Dre runs to the bathroom. A shitstorm of static and grids and blotches flow over his face. He almost screams. He touches the weird patterns, but his skin feels the same. It’s Wet Ink ™. He has it now, but it’s wild.
He remembers about subvocalizing.
“Mmm, mmm, mmmuh,” he says. The Ink jerks and spasms into the rough shape of an “M.”
“Puh, puh ,puh,” he says. Now there’s a sloppy, disproportional “P.” It wriggles like a sea creature.
He sees his mom leaning against the doorframe, arms folded, shaking her head. “You done fucked up.”
“It’s my life,” says Dre.
He practices. By midnight, he manages a sloppy “get a cup Ivana?” without moving his lips.
#
The next day, Dre follows a flash of platinum in the washed-out crowd, his heart thumping dizzy. He’s patient. He has one chance. And so when Ivana detaches from her sis-bro bodyguards on her way to Algebra, he walks right up.
“Oh, hi,” she says. Her pale blue, mysterious eyes take him in–just this once, unguarded, curious, even interested. He can’t mess this up with clumsy words.
He doesn’t.
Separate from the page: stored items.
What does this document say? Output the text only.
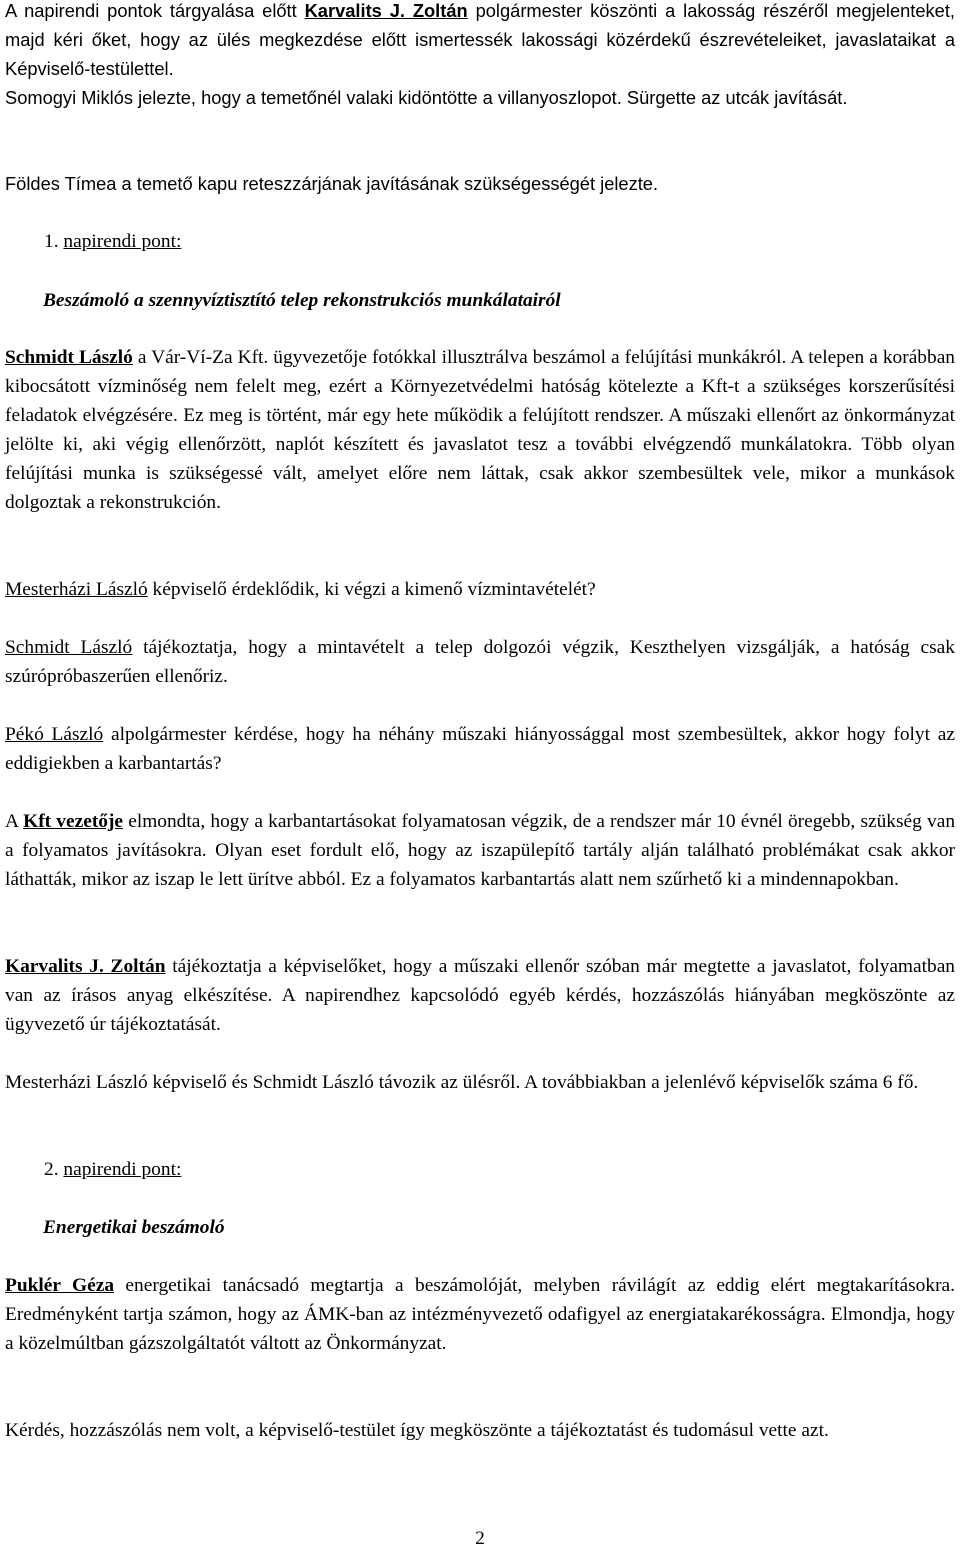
A napirendi pontok tárgyalása előtt Karvalits J. Zoltán polgármester köszönti a lakosság részéről megjelenteket, majd kéri őket, hogy az ülés megkezdése előtt ismertessék lakossági közérdekű észrevételeiket, javaslataikat a Képviselő-testülettel.

Somogyi Miklós jelezte, hogy a temetőnél valaki kidöntötte a villanyoszlopot. Sürgette az utcák javítását.

Földes Tímea a temető kapu reteszzárjának javításának szükségességét jelezte.

1. napirendi pont:

Beszámoló a szennyvíztisztító telep rekonstrukciós munkálatairól

Schmidt László a Vár-Ví-Za Kft. ügyvezetője fotókkal illusztrálva beszámol a felújítási munkákról. A telepen a korábban kibocsátott vízminőség nem felelt meg, ezért a Környezetvédelmi hatóság kötelezte a Kft-t a szükséges korszerűsítési feladatok elvégzésére. Ez meg is történt, már egy hete működik a felújított rendszer. A műszaki ellenőrt az önkormányzat jelölte ki, aki végig ellenőrzött, naplót készített és javaslatot tesz a további elvégzendő munkálatokra. Több olyan felújítási munka is szükségessé vált, amelyet előre nem láttak, csak akkor szembesültek vele, mikor a munkások dolgoztak a rekonstrukción.

Mesterházi László képviselő érdeklődik, ki végzi a kimenő vízmintavételét?

Schmidt László tájékoztatja, hogy a mintavételt a telep dolgozói végzik, Keszthelyen vizsgálják, a hatóság csak szúrópróbaszerűen ellenőriz.

Pékó László alpolgármester kérdése, hogy ha néhány műszaki hiányossággal most szembesültek, akkor hogy folyt az eddigiekben a karbantartás?

A Kft vezetője elmondta, hogy a karbantartásokat folyamatosan végzik, de a rendszer már 10 évnél öregebb, szükség van a folyamatos javításokra. Olyan eset fordult elő, hogy az iszapülepítő tartály alján található problémákat csak akkor láthatták, mikor az iszap le lett ürítve abból. Ez a folyamatos karbantartás alatt nem szűrhető ki a mindennapokban.

Karvalits J. Zoltán tájékoztatja a képviselőket, hogy a műszaki ellenőr szóban már megtette a javaslatot, folyamatban van az írásos anyag elkészítése. A napirendhez kapcsolódó egyéb kérdés, hozzászólás hiányában megköszönte az ügyvezető úr tájékoztatását.

Mesterházi László képviselő és Schmidt László távozik az ülésről. A továbbiakban a jelenlévő képviselők száma 6 fő.

2. napirendi pont:

Energetikai beszámoló

Puklér Géza energetikai tanácsadó megtartja a beszámolóját, melyben rávilágít az eddig elért megtakarításokra. Eredményként tartja számon, hogy az ÁMK-ban az intézményvezető odafigyel az energiatakarékosságra. Elmondja, hogy a közelmúltban gázszolgáltatót váltott az Önkormányzat.

Kérdés, hozzászólás nem volt, a képviselő-testület így megköszönte a tájékoztatást és tudomásul vette azt.

2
Dre doesn’t say anything, as he has to concentrate with all his power, and just writes her a complimentary message using Wet Ink ™.
Ivana’s eyes widen as she reads the text across his face. Ivana’s thin, lovely lips widen into a smile.
Then Jacob Mueller intrudes on the circle of light. His lip curls ironically. Amused. Dre amuses him.
“is that even English?”
Ivana covers her mouth to smother a laugh.
Jacob’s a tall, beefy kid with pale, fashionable clothes. Dre drives his shoulder into his gut. They both go down, fists swinging, connecting, smashing, teeth breaking, blood smearing on the floor…
#
After that, things just go downhill. Dre tries, but he fails. No matter what he does, it always ends up bad. By the time he’s nineteen, it’s so bad Wet Ink ™ cancels his contract, writing off the ad revenue. Their sponsors don’t want their logos flashing on the skin of a felon. They send an update to his phone that deactivates the implementation.
But soon enough, the State taps in with their own app.
And a list of his crimes scrolls across his forehead.